Serangan itu terjadi ketika negosiator internasional bekerja untuk membantu gencatan senjata di Gaza dan mengamankan pembebasan sandera yang ditahan di wilayah tersebut. Pembicaraan itu terhenti karena perselisihan mengenai detailnya, dengan seorang pejabat senior Hamas mengatakan Rabu bahwa kelompok itu tidak memiliki 40 sandera yang hidup yang memenuhi kriteria pertukaran dalam proposal yang sedang dibahas.
Meskipun Mr. Haniyeh adalah salah satu pejabat senior Hamas, analis mengatakan bahwa putra-putranya kurang penting dalam operasi tersebut – dan bahwa pembunuhan mereka tampaknya lebih ditujukan untuk mengirim pesan kepada pimpinan kelompok tersebut dalam negosiasi gencatan senjata.
“Tidak biasa jika nama putranya disebut ketika Anda berbicara tentang senioritas di Hamas, baik itu di sayap politik maupun militer,” kata Tahani Mustafa, seorang analis senior di International Crisis Group, sebuah lembaga pemikir.
Ms. Mustafa mengatakan bahwa waktu serangan membuatnya tampak seperti upaya untuk merusak pembicaraan.
Namun Bilal Saab, seorang rekan dalam program Timur Tengah dan Afrika Utara di Chatham House, mengatakan serangan tersebut mungkin dimaksudkan untuk menenangkan audiens domestik setelah enam bulan perang, atau memberikan Israel keunggulan dalam pembicaraan.

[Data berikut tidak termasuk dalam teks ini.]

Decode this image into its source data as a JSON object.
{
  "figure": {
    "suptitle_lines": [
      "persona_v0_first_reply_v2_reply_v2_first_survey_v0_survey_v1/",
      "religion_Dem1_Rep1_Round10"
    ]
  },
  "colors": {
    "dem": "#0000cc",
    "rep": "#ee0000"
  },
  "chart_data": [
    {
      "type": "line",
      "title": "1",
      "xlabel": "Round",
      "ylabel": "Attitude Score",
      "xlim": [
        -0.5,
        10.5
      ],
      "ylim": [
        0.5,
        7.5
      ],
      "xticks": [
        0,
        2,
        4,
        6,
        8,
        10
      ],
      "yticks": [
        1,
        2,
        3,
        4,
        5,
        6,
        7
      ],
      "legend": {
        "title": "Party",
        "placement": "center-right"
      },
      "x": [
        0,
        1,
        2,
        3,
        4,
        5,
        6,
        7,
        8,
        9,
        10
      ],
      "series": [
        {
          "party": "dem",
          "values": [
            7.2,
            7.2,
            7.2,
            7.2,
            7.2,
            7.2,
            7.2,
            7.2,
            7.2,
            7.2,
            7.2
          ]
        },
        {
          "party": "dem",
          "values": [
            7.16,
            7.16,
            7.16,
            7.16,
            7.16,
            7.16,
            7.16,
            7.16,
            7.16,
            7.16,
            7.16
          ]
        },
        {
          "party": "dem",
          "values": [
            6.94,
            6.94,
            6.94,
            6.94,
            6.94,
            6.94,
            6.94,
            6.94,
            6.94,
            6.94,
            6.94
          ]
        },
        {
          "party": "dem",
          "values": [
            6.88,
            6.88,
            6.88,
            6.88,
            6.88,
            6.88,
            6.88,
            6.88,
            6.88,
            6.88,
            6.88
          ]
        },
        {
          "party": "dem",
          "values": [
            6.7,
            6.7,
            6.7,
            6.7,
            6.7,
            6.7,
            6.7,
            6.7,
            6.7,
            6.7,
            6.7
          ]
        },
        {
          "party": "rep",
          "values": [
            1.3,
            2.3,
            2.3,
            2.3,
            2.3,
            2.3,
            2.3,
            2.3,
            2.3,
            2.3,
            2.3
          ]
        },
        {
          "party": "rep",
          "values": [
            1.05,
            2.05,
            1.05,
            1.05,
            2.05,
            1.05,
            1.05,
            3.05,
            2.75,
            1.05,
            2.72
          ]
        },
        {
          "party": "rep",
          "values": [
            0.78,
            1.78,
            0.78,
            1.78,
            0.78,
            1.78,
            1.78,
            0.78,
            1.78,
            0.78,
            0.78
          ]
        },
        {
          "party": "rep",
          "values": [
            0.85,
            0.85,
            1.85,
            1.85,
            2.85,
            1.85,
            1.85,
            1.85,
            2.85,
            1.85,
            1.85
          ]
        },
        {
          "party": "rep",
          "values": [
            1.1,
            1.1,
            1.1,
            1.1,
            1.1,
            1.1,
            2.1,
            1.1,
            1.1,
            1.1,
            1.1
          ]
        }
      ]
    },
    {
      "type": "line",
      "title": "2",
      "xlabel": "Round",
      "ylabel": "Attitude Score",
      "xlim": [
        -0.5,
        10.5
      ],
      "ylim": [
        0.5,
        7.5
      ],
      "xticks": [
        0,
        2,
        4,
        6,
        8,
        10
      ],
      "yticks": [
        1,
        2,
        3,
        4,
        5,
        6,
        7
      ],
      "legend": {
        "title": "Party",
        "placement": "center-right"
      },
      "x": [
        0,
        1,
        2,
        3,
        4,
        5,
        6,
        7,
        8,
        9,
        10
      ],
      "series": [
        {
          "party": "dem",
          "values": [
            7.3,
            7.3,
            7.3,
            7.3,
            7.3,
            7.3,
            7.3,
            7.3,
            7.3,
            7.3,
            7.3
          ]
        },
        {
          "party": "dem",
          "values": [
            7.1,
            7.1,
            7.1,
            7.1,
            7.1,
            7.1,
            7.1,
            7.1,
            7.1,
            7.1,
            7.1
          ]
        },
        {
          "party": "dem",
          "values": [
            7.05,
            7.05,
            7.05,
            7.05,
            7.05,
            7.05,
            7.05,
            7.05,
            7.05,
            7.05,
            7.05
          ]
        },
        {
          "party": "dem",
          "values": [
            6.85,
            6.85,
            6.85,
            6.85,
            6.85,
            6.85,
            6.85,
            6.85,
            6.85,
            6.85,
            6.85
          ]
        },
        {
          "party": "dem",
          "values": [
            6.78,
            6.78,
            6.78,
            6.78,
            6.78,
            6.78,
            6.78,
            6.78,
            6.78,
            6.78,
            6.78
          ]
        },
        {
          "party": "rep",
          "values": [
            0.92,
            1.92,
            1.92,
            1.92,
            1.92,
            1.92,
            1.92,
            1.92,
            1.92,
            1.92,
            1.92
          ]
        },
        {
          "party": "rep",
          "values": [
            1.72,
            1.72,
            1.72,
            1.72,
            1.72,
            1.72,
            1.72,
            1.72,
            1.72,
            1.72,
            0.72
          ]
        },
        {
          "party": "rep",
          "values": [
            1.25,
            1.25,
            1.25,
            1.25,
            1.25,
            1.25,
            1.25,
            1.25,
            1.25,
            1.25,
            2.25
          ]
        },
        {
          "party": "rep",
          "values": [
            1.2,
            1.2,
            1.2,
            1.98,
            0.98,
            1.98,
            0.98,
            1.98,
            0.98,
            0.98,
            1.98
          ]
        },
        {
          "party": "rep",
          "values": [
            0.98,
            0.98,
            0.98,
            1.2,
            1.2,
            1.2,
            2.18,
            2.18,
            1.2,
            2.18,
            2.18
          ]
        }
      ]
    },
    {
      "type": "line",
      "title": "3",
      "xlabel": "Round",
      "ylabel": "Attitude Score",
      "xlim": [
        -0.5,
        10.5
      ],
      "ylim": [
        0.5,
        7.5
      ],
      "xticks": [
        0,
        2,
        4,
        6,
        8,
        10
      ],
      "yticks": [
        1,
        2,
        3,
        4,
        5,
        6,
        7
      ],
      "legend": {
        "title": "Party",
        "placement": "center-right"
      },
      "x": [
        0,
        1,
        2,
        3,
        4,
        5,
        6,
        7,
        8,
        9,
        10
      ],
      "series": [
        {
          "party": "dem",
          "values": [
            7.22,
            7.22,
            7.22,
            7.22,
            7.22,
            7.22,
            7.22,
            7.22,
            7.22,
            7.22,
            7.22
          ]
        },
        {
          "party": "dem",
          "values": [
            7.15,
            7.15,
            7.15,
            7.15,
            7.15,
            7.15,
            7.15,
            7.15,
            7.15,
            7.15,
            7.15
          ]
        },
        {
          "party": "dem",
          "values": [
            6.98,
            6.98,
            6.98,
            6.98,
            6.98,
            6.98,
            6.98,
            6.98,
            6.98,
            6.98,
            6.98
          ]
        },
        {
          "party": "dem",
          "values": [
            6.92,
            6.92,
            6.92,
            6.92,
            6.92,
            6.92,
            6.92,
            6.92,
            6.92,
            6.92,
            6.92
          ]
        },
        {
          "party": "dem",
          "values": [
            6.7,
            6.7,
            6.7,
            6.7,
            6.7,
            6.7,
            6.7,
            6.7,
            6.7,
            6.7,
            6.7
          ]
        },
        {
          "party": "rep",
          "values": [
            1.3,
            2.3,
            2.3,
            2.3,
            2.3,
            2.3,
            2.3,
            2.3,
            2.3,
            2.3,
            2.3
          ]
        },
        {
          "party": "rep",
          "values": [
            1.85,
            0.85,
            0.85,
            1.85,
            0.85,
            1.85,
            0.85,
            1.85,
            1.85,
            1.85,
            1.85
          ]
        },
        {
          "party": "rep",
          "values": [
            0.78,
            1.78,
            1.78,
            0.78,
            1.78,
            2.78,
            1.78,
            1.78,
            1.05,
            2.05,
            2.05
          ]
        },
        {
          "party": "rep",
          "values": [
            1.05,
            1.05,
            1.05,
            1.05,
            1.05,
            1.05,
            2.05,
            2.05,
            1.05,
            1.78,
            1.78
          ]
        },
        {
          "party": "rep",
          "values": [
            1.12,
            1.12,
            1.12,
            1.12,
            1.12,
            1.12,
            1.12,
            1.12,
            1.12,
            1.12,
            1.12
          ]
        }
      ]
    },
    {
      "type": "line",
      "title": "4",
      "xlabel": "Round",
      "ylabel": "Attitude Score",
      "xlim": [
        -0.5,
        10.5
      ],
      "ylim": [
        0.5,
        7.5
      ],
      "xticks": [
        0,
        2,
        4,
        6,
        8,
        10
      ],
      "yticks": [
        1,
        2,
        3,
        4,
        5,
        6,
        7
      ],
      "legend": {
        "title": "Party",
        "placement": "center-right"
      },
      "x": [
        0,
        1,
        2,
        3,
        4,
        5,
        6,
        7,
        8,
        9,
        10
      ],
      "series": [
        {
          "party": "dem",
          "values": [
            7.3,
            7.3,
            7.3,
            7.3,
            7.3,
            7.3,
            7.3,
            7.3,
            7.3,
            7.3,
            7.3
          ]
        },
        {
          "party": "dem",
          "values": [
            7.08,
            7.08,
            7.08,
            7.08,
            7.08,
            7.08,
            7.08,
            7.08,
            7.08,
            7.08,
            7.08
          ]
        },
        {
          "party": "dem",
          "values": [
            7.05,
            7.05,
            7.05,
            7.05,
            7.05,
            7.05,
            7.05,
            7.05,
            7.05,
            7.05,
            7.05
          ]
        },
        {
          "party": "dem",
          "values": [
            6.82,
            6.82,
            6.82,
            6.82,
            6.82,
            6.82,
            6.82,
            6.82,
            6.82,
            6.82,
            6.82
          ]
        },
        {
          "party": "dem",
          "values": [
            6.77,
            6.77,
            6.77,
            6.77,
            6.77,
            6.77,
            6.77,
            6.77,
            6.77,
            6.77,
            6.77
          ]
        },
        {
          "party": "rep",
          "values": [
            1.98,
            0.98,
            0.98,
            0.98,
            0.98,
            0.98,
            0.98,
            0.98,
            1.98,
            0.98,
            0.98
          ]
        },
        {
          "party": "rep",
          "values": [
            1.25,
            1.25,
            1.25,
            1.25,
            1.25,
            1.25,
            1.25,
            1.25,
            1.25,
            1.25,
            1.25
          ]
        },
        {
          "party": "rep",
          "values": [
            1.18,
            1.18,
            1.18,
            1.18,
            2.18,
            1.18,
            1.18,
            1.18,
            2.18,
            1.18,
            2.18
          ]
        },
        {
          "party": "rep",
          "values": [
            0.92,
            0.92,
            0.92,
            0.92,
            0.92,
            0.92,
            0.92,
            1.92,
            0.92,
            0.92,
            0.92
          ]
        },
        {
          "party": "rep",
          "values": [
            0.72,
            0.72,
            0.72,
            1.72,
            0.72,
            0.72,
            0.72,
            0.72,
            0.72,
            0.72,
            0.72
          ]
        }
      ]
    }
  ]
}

“Ini adalah kemenangan politik bagi Israel lebih dari pada hal lain,” kata Mr. Saab, menambahkan: “Ini adalah pukulan yang dimaksudkan untuk menekan Hamas agar membuat konsesi dalam negosiasi sandera.”
Mr. Haniyeh mengatakan Rabu bahwa Israel “berkhayal jika berpikir bahwa dengan membunuh anak-anak saya, kami akan mengubah posisi kami” dalam negosiasi.
Pertempuran aktif di Gaza telah menurun ke titik terendahnya sejak November. Israel menarik pasukan dari selatan Gaza akhir pekan lalu, namun mengatakan militer akan tetap berada di bagian lain Gaza untuk menjaga “kebebasan tindakan dan kemampuan untuk melaksanakan operasi berbasis intelijen yang tepat.”
Penekanan militer pada keakuratan datang ketika kritik internasional terhadap perang di Gaza semakin meningkat atas meningkatnya jumlah kematian warga Palestina dan peringatan kelaparan.
Perdana Menteri Israel Benjamin Netanyahu mengatakan bahwa tanggal telah ditetapkan untuk invasi darat Rafah di selatan Gaza, sebuah operasi yang pejabat AS telah memperingatkan akan menjadi bencana bagi warga sipil. Beberapa analis telah menyarankan bahwa ancamannya hanyalah kebohongan atau upaya untuk mendapatkan keunggulan dalam negosiasi gencatan senjata.
Pemerintahan Biden telah mendesak Mr. Netanyahu untuk menunda rencana invasi dan fokus pada “pendekatan alternatif yang akan menargetkan elemen kunci Hamas.”